Deoxyribonucleic acid (DNA) is the genetic backbone of living things. But it’s also an architecture for data storage, as a team of researchers demonstrated by storing and retrieving photos encoded in the molecule.
The recent team stored an image of a Chinese rubbing and a photo of a panda—comprised of 16,833 bits and 252,504 bits, respectively—in DNA, and then retrieved the media without error. In their findings—published today in Nature—the researchers posit that their new approach could provide a scalable solution for the demand for high-density data storage.

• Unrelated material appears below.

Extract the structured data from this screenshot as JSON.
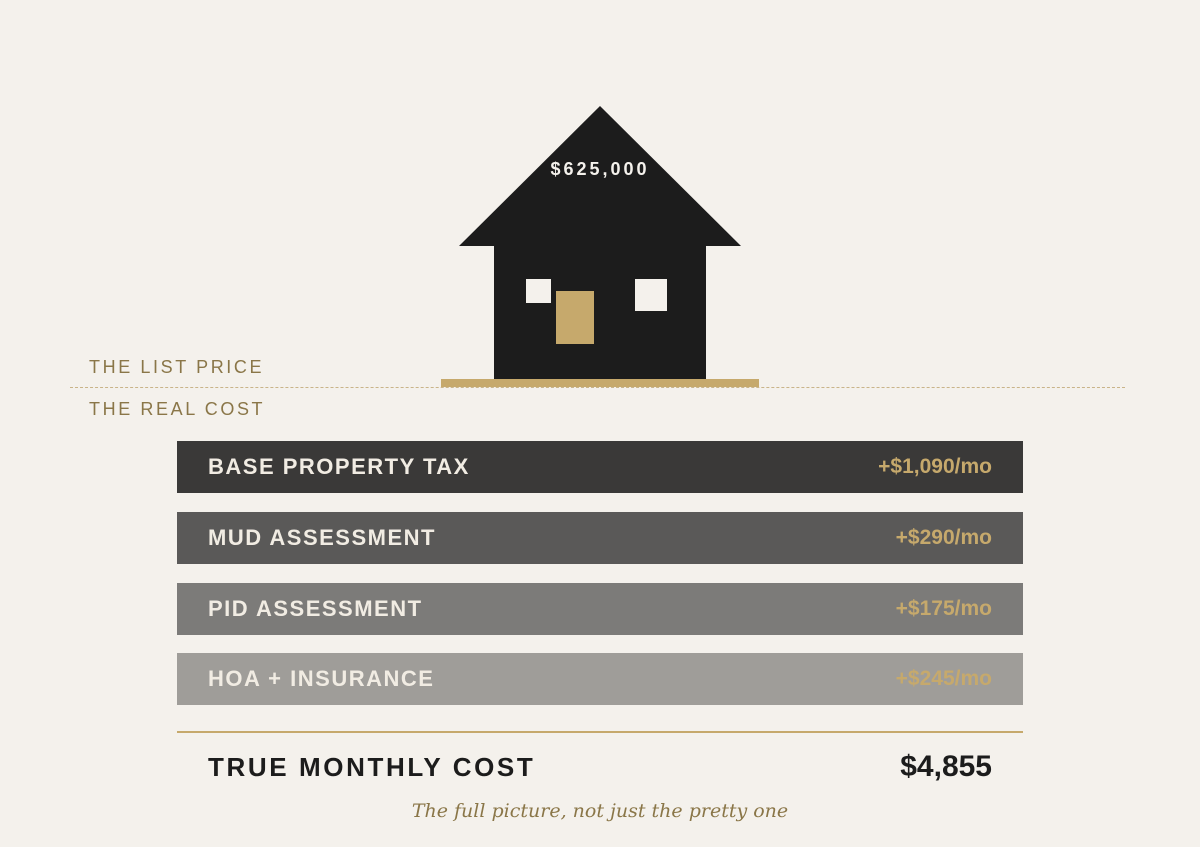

DNA is the molecule sealed without the nuclei of our cells; it contains the biological instructions for all living things and is made up of chemical building blocks called nucleotides. The billions of nitrogen bases that make up those nucleotides—adenine, thymine, guanine and cytosine—define everything from the rate of our toenail growth to the color of our hair. But the patterns of those base pairs can also encode data, meaning you could use it to store anything from a list of passwords to high-resolution video.
Synthetic DNA has been used for data storage before; in 2018, a different team of researchers encoded and recovered 35 files (constituting over 200 megabytes of data) in over 13 million DNA oligonucleotides, demonstrating such a storage system was possible.
But a key difference between that older work and the recent team’s study is that the latter managed the storage feat without de novo DNA synthesis, which remains an uneconomical way of storing data in terms of time investment and cost. The recent team managed to encode nearly 300,000 bits with 350 bits written per reaction, as described in the study. The DNA storage was done by 60 volunteers without professional experience in biological laboratory settings, showcasing the accessibility of the method to non-experts.
To avoid the reliance on DNA synthesis exhibited in previous attempts at data storage in DNA, the recent team encoded the molecule using methylation. Methylation is a process by which enzymes add a methyl group (a molecule comprised of one carbon atom and three hydrogen atoms) to certain sites on the DNA strand. This allowed the team to assemble chunks of DNA that bind to specific parts of the DNA, allowing those parts of DNA to be read as 0s or 1s—just as bits function in a nuts-and-bolts computer.
“In our scheme, the DNA sequences serve as addresses while the modification status of the letters now represent the data,” explained Long Qian, a researcher at Peking University and co-author of the paper, in an email to Gizmodo. “To write a specific information, one can simply select 0/1 states for each address and the states will align automatically to DNA, a process we call ‘typesetting.’ After typesetting, the data is copied to a DNA strand simultaneously, a process called ‘printing.'”
“Our strategy has the potential to be orders of magnitudes cheaper and faster than the mainstream method,” Qian added. “This could make DNA storage commercially viable.”
Carina Imburgia and Jeff Nivala, researchers at the University of Washington, authored an News & Views article accompanying the new study that outlined the team’s novel methodology. Imburgia and Nivala pointed out that DNA holds promise as a data storage medium: A single gram of the molecule can store a whopping 215,000 terabytes. However, two researchers noted, the methyl groups essential to the team’s approach cannot be copied using polymerase chain reactions (or PCR), the standard way to copy large amounts of DNA.
“Another challenge is that many applications require random access memory (RAM), which enables subsets of data to be retrieved and read from a database,” Imburgia and Nivala wrote. “However, in the epi-bit system, the entire database would need to be sequenced to access any subset of the files, which would be inefficient using nanopore sequencing.”
In other words, you can think of the DNA data storage as zip files. In order to access any data, you have to sequence the entire database.
DNA as a venue for data storage is a tantalizing prospect; it’s amazing that such a small molecule could contain so much information—about ourselves, of course, but then could have a double life as a repository for contact information, photo libraries, full highlights of the 1974 FA Cup final—you name it. It’s an approach to data storage that holds a lot of promise, but will require more research if it is to be viable at scale.